Asimov writes a gushingly complimentary foreword and compliments Clarke's short stories handsomely. Ignition is also really fun to read, it contains some great stories, and wicked phrases.

I learned most from the chapter on rocket performance and I now have a much better understanding of Specific Impulse. It's normally defined as the thrust of the rocket (in pounds) divided by the rate that the rocket consumes fuel (in pounds per second). It comes out in seconds. I've never been particularly happy that the quality of a rocket motor is measured in time, but I have manage to justify it to myself by thinking that it's sort-of how long a rocket could hover before it runs out of fuel. Clarke shows us that it's a ridiculous measure brought about by the horrific ambiguity of force and mass in American scientific units.
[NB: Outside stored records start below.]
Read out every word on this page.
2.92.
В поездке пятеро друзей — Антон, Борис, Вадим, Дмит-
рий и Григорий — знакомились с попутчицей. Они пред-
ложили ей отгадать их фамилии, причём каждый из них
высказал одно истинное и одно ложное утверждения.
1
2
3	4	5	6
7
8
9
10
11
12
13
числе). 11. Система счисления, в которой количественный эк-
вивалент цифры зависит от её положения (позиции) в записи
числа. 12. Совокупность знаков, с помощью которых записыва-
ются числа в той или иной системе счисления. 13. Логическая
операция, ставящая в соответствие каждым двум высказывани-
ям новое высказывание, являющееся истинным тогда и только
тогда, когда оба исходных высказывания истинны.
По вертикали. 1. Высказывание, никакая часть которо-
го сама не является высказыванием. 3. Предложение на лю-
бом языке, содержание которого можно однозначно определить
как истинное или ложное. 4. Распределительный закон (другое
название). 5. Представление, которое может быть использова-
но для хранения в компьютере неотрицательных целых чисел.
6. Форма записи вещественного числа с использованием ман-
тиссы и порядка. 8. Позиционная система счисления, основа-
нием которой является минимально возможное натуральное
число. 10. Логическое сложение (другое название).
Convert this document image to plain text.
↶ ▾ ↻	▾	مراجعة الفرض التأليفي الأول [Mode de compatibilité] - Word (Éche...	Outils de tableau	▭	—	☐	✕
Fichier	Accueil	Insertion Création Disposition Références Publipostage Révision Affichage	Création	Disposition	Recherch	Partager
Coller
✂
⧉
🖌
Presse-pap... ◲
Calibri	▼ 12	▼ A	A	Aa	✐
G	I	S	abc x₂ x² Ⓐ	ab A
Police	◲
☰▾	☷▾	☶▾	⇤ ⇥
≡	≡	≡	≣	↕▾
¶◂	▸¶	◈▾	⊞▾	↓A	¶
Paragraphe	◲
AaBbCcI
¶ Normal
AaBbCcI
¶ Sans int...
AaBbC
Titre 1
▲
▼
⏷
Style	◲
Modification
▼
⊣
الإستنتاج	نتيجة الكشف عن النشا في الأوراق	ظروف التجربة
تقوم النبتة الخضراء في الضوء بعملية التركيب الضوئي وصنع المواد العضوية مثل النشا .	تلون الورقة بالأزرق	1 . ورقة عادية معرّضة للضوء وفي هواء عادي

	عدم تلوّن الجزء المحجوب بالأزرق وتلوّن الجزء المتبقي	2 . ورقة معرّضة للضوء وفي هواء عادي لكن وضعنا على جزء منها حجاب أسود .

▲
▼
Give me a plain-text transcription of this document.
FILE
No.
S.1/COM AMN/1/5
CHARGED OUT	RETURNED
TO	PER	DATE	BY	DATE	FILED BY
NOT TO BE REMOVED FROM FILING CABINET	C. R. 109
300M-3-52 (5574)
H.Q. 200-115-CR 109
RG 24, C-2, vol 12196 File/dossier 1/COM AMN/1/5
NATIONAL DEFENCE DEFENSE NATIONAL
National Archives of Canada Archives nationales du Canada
If you just apply Newton's Laws, common sense, and basic algebra you can see that all the fuel being consumed is coming out the back of the rocket (or there's something badly wrong with your design) and that the force applied to your rocket is the same force that's accelerating you exhaust stream.

Specific impulse becomes the velocity of the exhaust of a rocket divided by the standard acceleration due to gravity. Clarke correctly points out building a rocket whose sole purpose is to get away from earth and then expressing its exhaust velocity in terms of the gravity of earth is "parochial and extremely silly". He prefers to think of Specific Impulse as a velocity expressed in units of 32 feet (or 9.8m) and while that works well it offends my dimensional analysis sensibilities. I now think of Specific Impulse as the length of time that a stone dropped in a vacuum takes to gain the same velocity as the exhaust stream.

The book is rather dated. It doesn't cover any developments past the late 60s and it amused me when he talked about Boron Nitrate and discussed the theoretical possibility and the early research that suggests it might have a hard cubic form analogous to diamond.